Dauerprüfung: EU-Staatsbürger in die Bundeswehr (m. Nachträgen)

Zwischen Weihnachten und Silvester gibt es anscheinend nicht so viele Nachrichten, also wird vieles gerne aufgegriffen… Zum Beispiel die immer noch andauernde Prüfung, ob die Bundeswehr nicht für EU-Ausländer geöffnet werden sollte:

Die Anwerbung von EU-Bürgern für spezielle Tätigkeiten sei eine Option, die geprüft werde, zitieren die Zeitungen der Funke-Mediengruppe den Generalinspekteur der Bundeswehr, Eberhard Zorn. „Wir reden hier beispielsweise von Ärzten oder IT-Spezialisten“, erläuterte der ranghöchste Militär demnach. In Zeiten des Fachkräftemangels müsse die Bundeswehr „in alle Richtungen blicken“ und sich um den passenden Nachwuchs bemühen.

Falls das jemandem bekannt vorkommen sollte: Mir auch. Ich hab mal ins Archiv geguckt.

Zum Beispiel auf den Februar 2011 . Der Sprecher des damaligen Verteidigungsministers Thomas de Maizière, Steffen Moritz, vor der Bundespressekonferenz:

MORITZ: Eine der Maßnahmen ist die, die Sie ansprechen, also die Frage, ob man die Streitkräfte auch für den Dienst für nicht-deutsche Staatsangehörige öffnet. Auch diese Frage wird im Moment im Ministerium geprüft. Es gibt noch kein endgültiges Ergebnis. Die Frage, ob eine solche Maßnahme eventuell nur für EU-Ausländer zugelassen wird oder am Ende gar nicht, ist noch nicht entschieden. (…)
MORITZ: Ohne, dass es schon ein Ergebnis gibt, wird im Haus im Moment mehr die Öffnung für EU-Ausländer und Länder geprüft, mit denen es Verträge für die Anerkennung von Berufsabschlüssen gibt.

FRAGE: Herr Moritz, welche Länder wären das in Sachen Anerkennung der Berufsabschlüsse?

MORITZ: Ich kann beispielsweise die Schweiz nennen. Es gibt mit Sicherheit eine Zusammenstellung, die ich allerdings nachreichen müsste.

ZUSATZFRAGE: Haben Sie einen Überblick, wie groß das Potenzial dieser EU-Ausländer mit nicht deutschem Pass hier in Deutschland sein könnte? Wie viele Menschen könnte das betreffen?

MORITZ: Es gibt im Moment keine Erhebung. Das sind die ersten Überlegungen. Man wird diese Maßnahme wie die anderen 82 Maßnahmen, die in dem Maßnahmenpaket aufgeführt sind im Einzelnen prüfen, bewerten und dann entscheiden, ob und in welcher Form man sie umsetzen wird.

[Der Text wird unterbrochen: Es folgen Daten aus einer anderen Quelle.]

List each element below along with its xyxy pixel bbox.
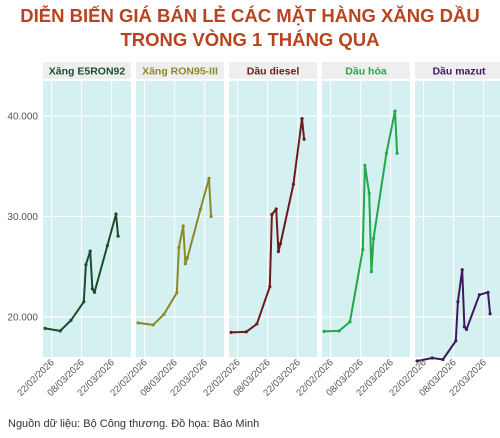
data-point <box>151 323 155 327</box>
data-point <box>92 290 97 294</box>
data-point <box>460 268 464 272</box>
data-point <box>367 191 371 195</box>
data-point <box>278 242 283 246</box>
chart-title-line-2: TRONG VÒNG 1 THÁNG QUA <box>120 29 380 50</box>
data-point <box>488 312 492 316</box>
data-point <box>276 250 280 254</box>
data-point <box>105 244 109 248</box>
chart-title: DIỄN BIẾN GIÁ BÁN LẺ CÁC MẶT HÀNG XĂNG D… <box>0 4 500 52</box>
data-point <box>384 151 388 155</box>
data-point <box>185 256 190 260</box>
y-tick-label: 30.000 <box>7 212 38 223</box>
data-point <box>207 176 211 180</box>
data-point <box>114 212 118 216</box>
data-point <box>462 325 466 329</box>
data-point <box>486 290 490 294</box>
panel-label-bg <box>322 62 410 79</box>
data-point <box>255 322 259 326</box>
data-point <box>337 329 341 333</box>
data-point <box>268 285 272 289</box>
data-point <box>369 270 373 274</box>
data-point <box>361 248 365 252</box>
data-point <box>58 329 62 333</box>
panel-label: Xăng RON95-III <box>142 66 218 78</box>
y-tick-label: 20.000 <box>7 312 38 323</box>
data-point <box>82 300 86 304</box>
data-point <box>181 224 185 228</box>
panel-background <box>43 81 131 357</box>
data-point <box>116 234 120 238</box>
data-point <box>162 312 166 316</box>
panel-1: Xăng E5RON9222/02/202608/03/202622/03/20… <box>15 62 131 399</box>
data-point <box>477 293 481 297</box>
panel-label: Dầu hỏa <box>345 66 387 78</box>
panel-label: Dầu mazut <box>432 66 486 78</box>
data-point <box>302 137 306 141</box>
chart-title-line-1: DIỄN BIẾN GIÁ BÁN LẺ CÁC MẶT HÀNG XĂNG D… <box>20 5 480 26</box>
data-point <box>300 117 304 121</box>
panel-label-bg <box>136 62 224 79</box>
panel-label: Dầu diesel <box>247 66 300 78</box>
panel-label: Xăng E5RON92 <box>49 66 126 78</box>
data-point <box>363 163 367 167</box>
y-tick-label: 40.000 <box>7 112 38 123</box>
data-point <box>464 327 469 331</box>
data-point <box>88 249 92 253</box>
panel-background <box>322 81 410 357</box>
data-point <box>90 287 94 291</box>
data-point <box>69 318 73 322</box>
panel-label-bg <box>229 62 317 79</box>
panel-background <box>136 81 224 357</box>
data-point <box>441 357 445 362</box>
data-point <box>183 262 187 266</box>
data-point <box>198 207 202 212</box>
data-point <box>84 263 88 267</box>
data-point <box>322 329 326 333</box>
data-point <box>291 182 295 186</box>
data-point <box>371 237 376 241</box>
data-point <box>43 326 47 330</box>
data-point <box>270 212 274 217</box>
panel-label-bg <box>43 62 131 79</box>
data-point <box>209 214 213 219</box>
panel-background <box>229 81 317 357</box>
data-point <box>136 321 140 325</box>
data-point <box>244 330 248 334</box>
source-note: Nguồn dữ liệu: Bộ Công thương. Đồ họa: B… <box>8 418 260 430</box>
data-point <box>177 246 181 250</box>
data-point <box>454 339 458 343</box>
data-point <box>393 109 397 113</box>
data-point <box>229 330 233 334</box>
data-point <box>175 291 179 295</box>
data-point <box>456 300 460 304</box>
data-point <box>274 207 278 211</box>
data-point <box>395 151 399 155</box>
data-point <box>415 359 419 363</box>
data-point <box>348 320 352 324</box>
panel-label-bg <box>415 62 500 79</box>
data-point <box>430 356 434 360</box>
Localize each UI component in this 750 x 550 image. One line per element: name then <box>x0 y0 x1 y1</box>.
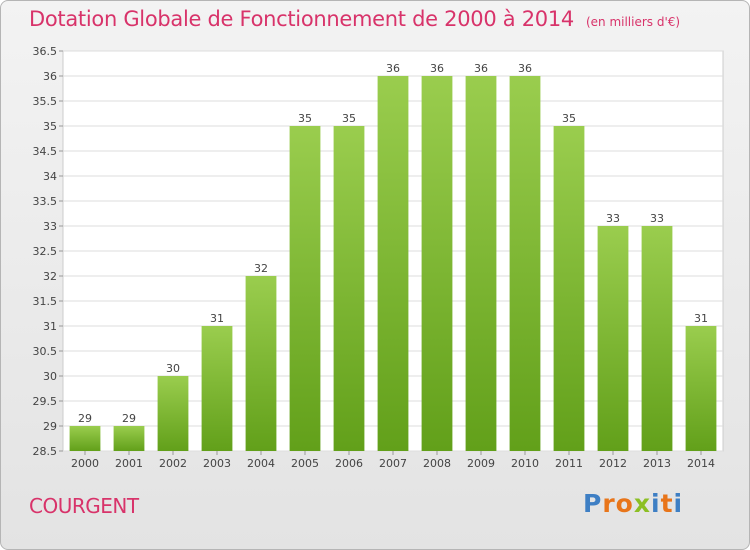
logo-letter: t <box>660 489 674 518</box>
data-label: 32 <box>254 262 268 275</box>
chart-title-text: Dotation Globale de Fonctionnement de 20… <box>29 7 574 31</box>
logo-letter: i <box>651 489 661 518</box>
chart-subtitle: (en milliers d'€) <box>585 15 681 29</box>
x-tick-label: 2006 <box>335 457 363 470</box>
logo-letter: o <box>615 489 634 518</box>
data-label: 29 <box>78 412 92 425</box>
x-tick-label: 2007 <box>379 457 407 470</box>
bar-2007 <box>377 76 409 451</box>
data-label: 33 <box>650 212 664 225</box>
data-labels: 29 29 30 31 32 35 35 36 36 36 36 35 33 33 31 <box>78 62 708 425</box>
data-label: 33 <box>606 212 620 225</box>
bar-2001 <box>113 426 145 451</box>
logo-letter: P <box>583 489 603 518</box>
bar-2004 <box>245 276 277 451</box>
bar-2012 <box>597 226 629 451</box>
x-tick-label: 2009 <box>467 457 495 470</box>
x-tick-label: 2001 <box>115 457 143 470</box>
bar-2003 <box>201 326 233 451</box>
x-tick-label: 2002 <box>159 457 187 470</box>
bar-2006 <box>333 126 365 451</box>
y-tick-label: 30 <box>43 370 57 383</box>
x-tick-label: 2011 <box>555 457 583 470</box>
y-tick-label: 31 <box>43 320 57 333</box>
logo-letter: r <box>602 489 616 518</box>
x-tick-label: 2010 <box>511 457 539 470</box>
data-label: 35 <box>298 112 312 125</box>
proxiti-logo[interactable]: Proxiti <box>583 489 683 518</box>
bar-2011 <box>553 126 585 451</box>
y-tick-label: 34 <box>43 170 57 183</box>
bar-2008 <box>421 76 453 451</box>
bar-2010 <box>509 76 541 451</box>
y-tick-label: 33.5 <box>33 195 58 208</box>
x-tick-label: 2003 <box>203 457 231 470</box>
y-tick-label: 35 <box>43 120 57 133</box>
y-tick-label: 35.5 <box>33 95 58 108</box>
y-tick-label: 32.5 <box>33 245 58 258</box>
y-tick-label: 34.5 <box>33 145 58 158</box>
data-label: 36 <box>474 62 488 75</box>
logo-letter: i <box>673 489 684 518</box>
data-label: 31 <box>694 312 708 325</box>
bars <box>69 76 717 455</box>
x-tick-labels: 2000 2001 2002 2003 2004 2005 2006 2007 2008 2009… <box>71 457 715 470</box>
data-label: 36 <box>386 62 400 75</box>
bar-2009 <box>465 76 497 451</box>
bar-2014 <box>685 326 717 451</box>
data-label: 36 <box>430 62 444 75</box>
x-tick-label: 2008 <box>423 457 451 470</box>
x-tick-label: 2014 <box>687 457 715 470</box>
data-label: 35 <box>342 112 356 125</box>
y-tick-label: 29.5 <box>33 395 58 408</box>
x-tick-label: 2000 <box>71 457 99 470</box>
commune-name: COURGENT <box>29 494 139 518</box>
chart-title: Dotation Globale de Fonctionnement de 20… <box>29 7 680 31</box>
y-tick-label: 29 <box>43 420 57 433</box>
bar-2002 <box>157 376 189 451</box>
y-tick-label: 28.5 <box>33 445 58 458</box>
y-tick-label: 33 <box>43 220 57 233</box>
x-tick-label: 2012 <box>599 457 627 470</box>
bar-2005 <box>289 126 321 451</box>
data-label: 30 <box>166 362 180 375</box>
data-label: 31 <box>210 312 224 325</box>
bar-2000 <box>69 426 101 451</box>
x-tick-label: 2013 <box>643 457 671 470</box>
bar-2013 <box>641 226 673 451</box>
x-tick-label: 2004 <box>247 457 275 470</box>
x-tick-label: 2005 <box>291 457 319 470</box>
y-tick-label: 36.5 <box>33 45 58 58</box>
data-label: 36 <box>518 62 532 75</box>
y-tick-label: 30.5 <box>33 345 58 358</box>
data-label: 29 <box>122 412 136 425</box>
y-tick-label: 32 <box>43 270 57 283</box>
data-label: 35 <box>562 112 576 125</box>
y-tick-label: 31.5 <box>33 295 58 308</box>
y-tick-label: 36 <box>43 70 57 83</box>
logo-letter: x <box>633 489 651 518</box>
y-tick-labels: 28.5 29 29.5 30 30.5 31 31.5 32 32.5 33 33.5 34 34.5… <box>33 45 58 458</box>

FRAGE: Herr Moritz, ich meine gelesen zu haben, dass sich diese Überlegungen auf nicht deutsche Inländer bezögen. Ist das falsch?

MORITZ: Ja. Es geht um die Frage, welche Staatsangehörige überhaupt infrage kommen. Das sind die Inländer mit einer EU-Staatsbürgerschaft.

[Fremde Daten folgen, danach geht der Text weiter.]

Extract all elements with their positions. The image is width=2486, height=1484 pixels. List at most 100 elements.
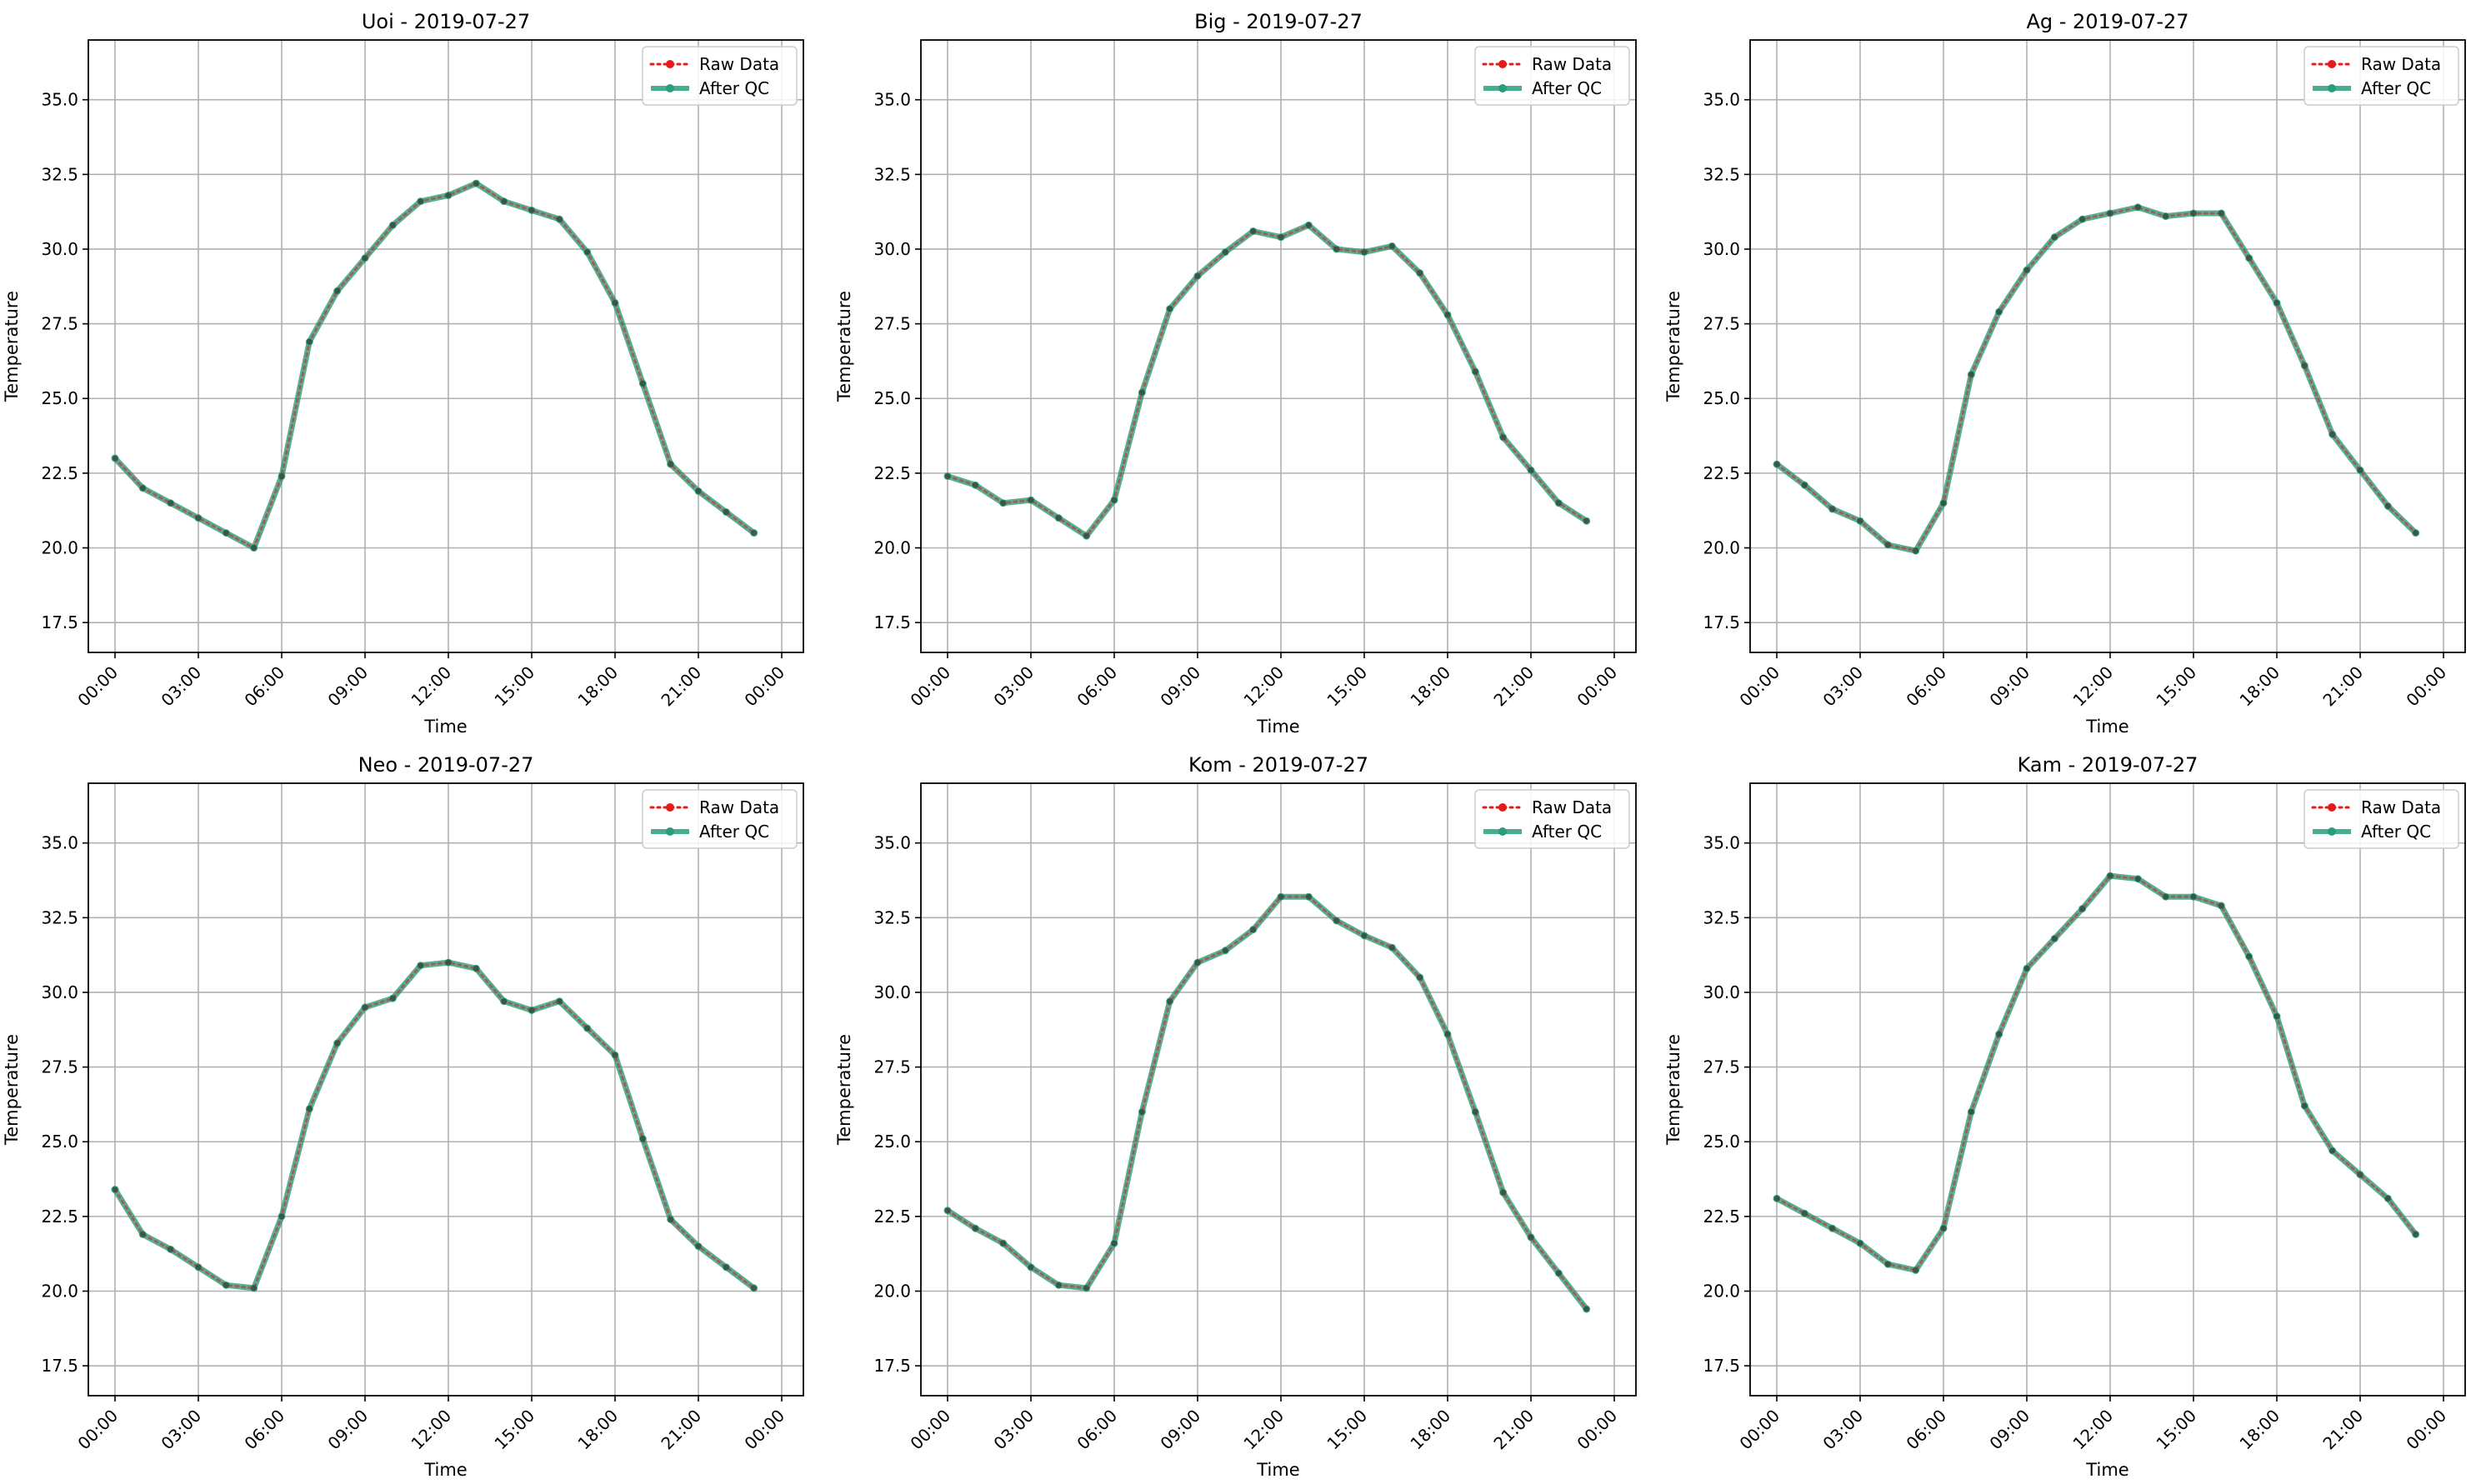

ZUSATZFRAGE: Oder die, mit denen es diese Abkommen über die Anerkennung der Berufsabschlüsse gibt?

MORITZ: Ja.

ZUSATZFRAGE: Das kann also auch ein Nicht-EU-Ausländer sein, der in Deutschland wohnt?

MORITZ: Wenn es denn einen solchen Vertrag in Sachen Anerkennung der Berufsabschlüsse gibt. Ich kann nur sagen, dass das im Moment der Stand ist, der fachlich auf Referatsebene als einzige Möglichkeit geprüft wird, die überhaupt bestünde. Es ist noch nicht klar, ob man das am Ende überhaupt umsetzen wird.

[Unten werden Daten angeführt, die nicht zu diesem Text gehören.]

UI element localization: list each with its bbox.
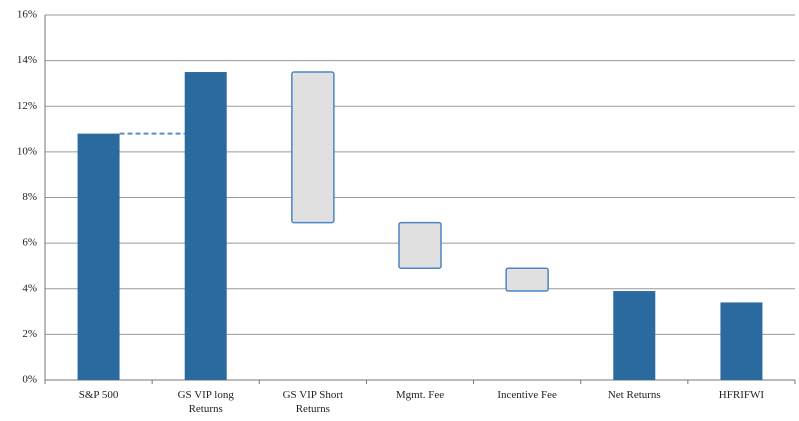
y-tick-label: 16% [17, 9, 37, 21]
x-tick-label: Mgmt. Fee [395, 389, 445, 401]
bar [613, 291, 656, 380]
floating-bar [291, 71, 335, 224]
y-tick-label: 12% [17, 100, 37, 112]
floating-bar [505, 267, 549, 292]
x-tick-label: Incentive Fee [497, 389, 557, 401]
x-tick-label: S&P 500 [78, 389, 119, 401]
y-tick-label: 10% [17, 145, 37, 157]
x-tick-label: HFRIFWI [718, 389, 765, 401]
x-tick-label: GS VIP Short Returns [282, 389, 344, 415]
x-tick-label: GS VIP long Returns [177, 389, 234, 415]
y-tick-label: 4% [22, 282, 37, 294]
floating-bar [398, 221, 442, 269]
y-tick-label: 6% [22, 237, 37, 249]
y-tick-label: 8% [22, 191, 37, 203]
y-tick-label: 2% [22, 328, 37, 340]
y-tick-label: 0% [22, 374, 37, 386]
bar [77, 133, 120, 380]
x-tick-label: Net Returns [607, 389, 661, 401]
y-tick-label: 14% [17, 54, 37, 66]
bar [720, 302, 763, 380]
bar [184, 72, 227, 380]
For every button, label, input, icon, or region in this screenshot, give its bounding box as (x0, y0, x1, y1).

Der Bericht der so genannten Weise-Kommission von 2010 ist leider auf der BMVg-Seite dem Relaunch vor einigen Jahren zum Opfer gefallen (da wurde nur aufgehoben, was seit Amtsantritt der aktuellen Amtsinhaberin Ursula von der Leyen veröffentlicht wurde); da standen ähnliche Überlegungen auch schon drin. (Falls ich noch einen Link dazu finde, trage ich ihn nach.)

Das Thema kam dann immer mal wieder hoch, und dann fand es Eingang auch ins Weissbuch 2016:

Nicht zuletzt böte die Öffnung der Bundeswehr für Bürgerinnen und Bürger der EU nicht nur ein weitreichendes Integrations- und Regenerationspotenzial für die personelle Robustheit der Bundeswehr, sondern wäre auch ein starkes Signal für eine europäische Perspektive.

Letzteres ist nun auch schon mehr als zwei Jahre her.

Also: geprüft wird seit bald einem Jahrzehnt. Deshalb würde ich das Thema gerne erst dann wieder aufgreifen, wenn es konkrete Entscheidungen dazu gibt.

Update: Nach einem Bericht von Spiegel Online sind die konkreten Planungen für eine Anwerbung von EU-Bürgern deutlich weiter fortgeschritten als vom Generalinspekteur und dem Ministerium zugegeben. Vor allem in Deutschland lebende Polen, Italiener und Rumänen sollten für den Dienst in der Bundeswehr angeworben werden, und längst nicht nur Spezialisten.

Eine Voraussetzung soll dem Bericht zufolge die fließende Beherrschung der deutschen Sprache sein. Das zu Grunde liegende Konzept habe Staatssekretär Gerd Hoofe bereits im August unterzeichnet.

Eine Ministeriumssprecherin lehnte eine Stellungnahme dazu ausdrücklich ab, da es sich um ein vertrauliches Papier handele.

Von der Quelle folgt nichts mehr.